Somnium was heaven compared to that. There were ads alright, but not the intrusive kind. You weren’t lured into zones full of ad-bots waiting to ambush you. Even better, you could let others access your data through NFT datasets and live data streams of which you were the undisputed owner. Access for Cubes that is. Oly knew people who generated a solid income that way. The democratization of data had come a long way in Somnium.
There was no geo-tracking involved. It was a coincidence that she saw her own name being painted in the sky, almost artistically, while she was out walking. And she went from ‘why in Cube’s name…’ to ‘Yes! yes! yes!’ in a matter of milliseconds. She has been elected Performer of the Year in Somnium Space. Hell yeah. Recognition, not only for her, but also for the thousands of party happy people who gathered each week under the virtual sky of her EDM World and danced to beats she entirely composed using in-world sequencers and plugins. What began as the virtual reality version of the immensely popular Untold festival in Cluj, Romania, had outshone its physical counterpart in recent times. That was an understatement. The sheer scale of her weekly sets, with lightshows, changing decors and lineup of famous guest DJs had enchanted an entire generation. But it wasn’t the whole story. A Somnium and Teslasuit innovation turned simulated in-world soundwaves into electrical currents so the partying crowds did not only hear the beats, but actually felt them. And when visiting EDM legend Armin van Buuren came on stage and in a immersive trance explosion shouted ‘are you having fun Sooooomniummmmm!’, the accumulated response from the audience took the set to new, surreal levels. It was like a hole was being punched, like a supersonic plane punches a hole in the sky when breaking the sound barrier. Only this hole was in the sceptics wall. It was the final thrust for the inevitable to happen: Mass adoption of the Metaverse.

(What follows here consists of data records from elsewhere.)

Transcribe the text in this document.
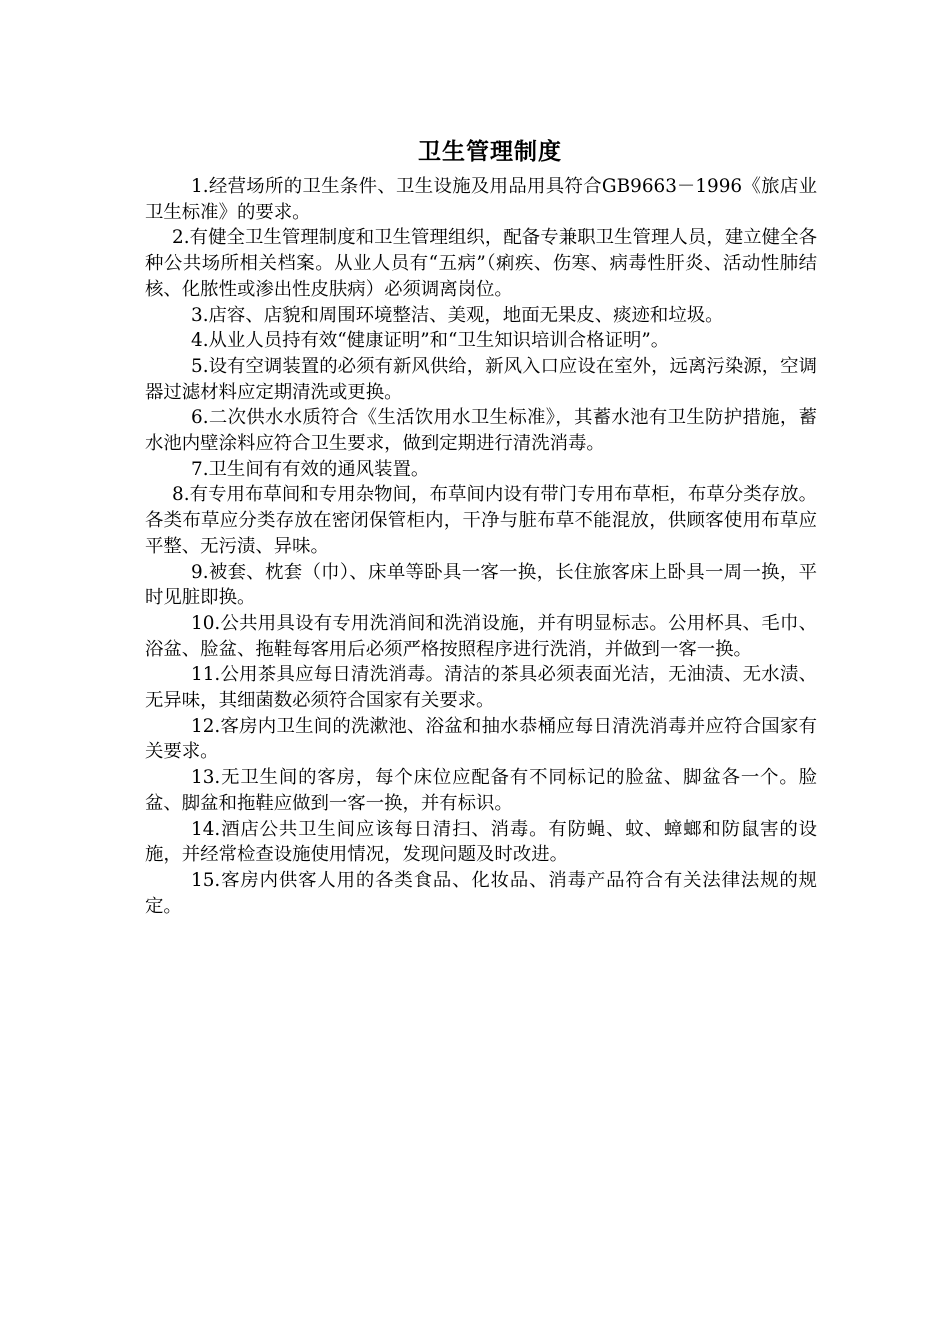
卫生管理制度

1.经营场所的卫生条件、卫生设施及用品用具符合GB9663－1996《旅店业卫生标准》的要求。

2.有健全卫生管理制度和卫生管理组织，配备专兼职卫生管理人员，建立健全各种公共场所相关档案。从业人员有“五病”（痢疾、伤寒、病毒性肝炎、活动性肺结核、化脓性或渗出性皮肤病）必须调离岗位。

3.店容、店貌和周围环境整洁、美观，地面无果皮、痰迹和垃圾。

4.从业人员持有效“健康证明”和“卫生知识培训合格证明”。

5.设有空调装置的必须有新风供给，新风入口应设在室外，远离污染源，空调器过滤材料应定期清洗或更换。

6.二次供水水质符合《生活饮用水卫生标准》，其蓄水池有卫生防护措施，蓄水池内壁涂料应符合卫生要求，做到定期进行清洗消毒。

7.卫生间有有效的通风装置。

8.有专用布草间和专用杂物间，布草间内设有带门专用布草柜，布草分类存放。各类布草应分类存放在密闭保管柜内，干净与脏布草不能混放，供顾客使用布草应平整、无污渍、异味。

9.被套、枕套（巾）、床单等卧具一客一换，长住旅客床上卧具一周一换，平时见脏即换。

10.公共用具设有专用洗消间和洗消设施，并有明显标志。公用杯具、毛巾、浴盆、脸盆、拖鞋每客用后必须严格按照程序进行洗消，并做到一客一换。

11.公用茶具应每日清洗消毒。清洁的茶具必须表面光洁，无油渍、无水渍、无异味，其细菌数必须符合国家有关要求。

12.客房内卫生间的洗漱池、浴盆和抽水恭桶应每日清洗消毒并应符合国家有关要求。

13.无卫生间的客房，每个床位应配备有不同标记的脸盆、脚盆各一个。脸盆、脚盆和拖鞋应做到一客一换，并有标识。

14.酒店公共卫生间应该每日清扫、消毒。有防蝇、蚊、蟑螂和防鼠害的设施，并经常检查设施使用情况，发现问题及时改进。

15.客房内供客人用的各类食品、化妆品、消毒产品符合有关法律法规的规定。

Walking home from one of those epic nights, when those lasers crafted her name, she decided to make a little detour and visit the new Sanctum Mall that had opened a few days ago. Sanctum malls were the latest in immersive shopping and she much preferred going to those VR malls rather than the physical kind, which were impersonal, standardized, concrete and glass shells. Sanctum malls were a treat, beautiful, functional, revolutionary. Her favorite store was Hotzhouse. They specialized in event planning and décor design and their immersive ‘experience before you buy’ concept was so overwhelmingly convincing that she tried them all just for the thrill. Their new ‘Go before you Go-Go’ offering was even better. She’d walked around on Elafonissi Beach on Crete and stood on Table Mountain in Capetown, before physically being there. Wearing her Teslasuit in her Somnium solar/wind VR box, which allowed her to experience simulated heat from the sun and wind currents, added to the overall immersive quality. The technology had come so far that the first VR retreat offerings had seen the light of day. You’d check into a local hotel equipped with VR boxes and spent time walking around on the Maldives. Or in the snow in Lapland. For a fraction of the cost. She’d heard of spaces that could host entire classrooms where students studied human cells, from the inside, strolled among pyramids, constructed space ships and flew them to the moon and beyond. Long, boring monologues from teachers were gone and kids were begging to go to school even when they were sick. The Metaverse had unlocked doors humanity didn’t even know existed.
The bag with algorithmic print? She found that in a little gallery next to Hotzhouse. A real Natural Warp. Precious.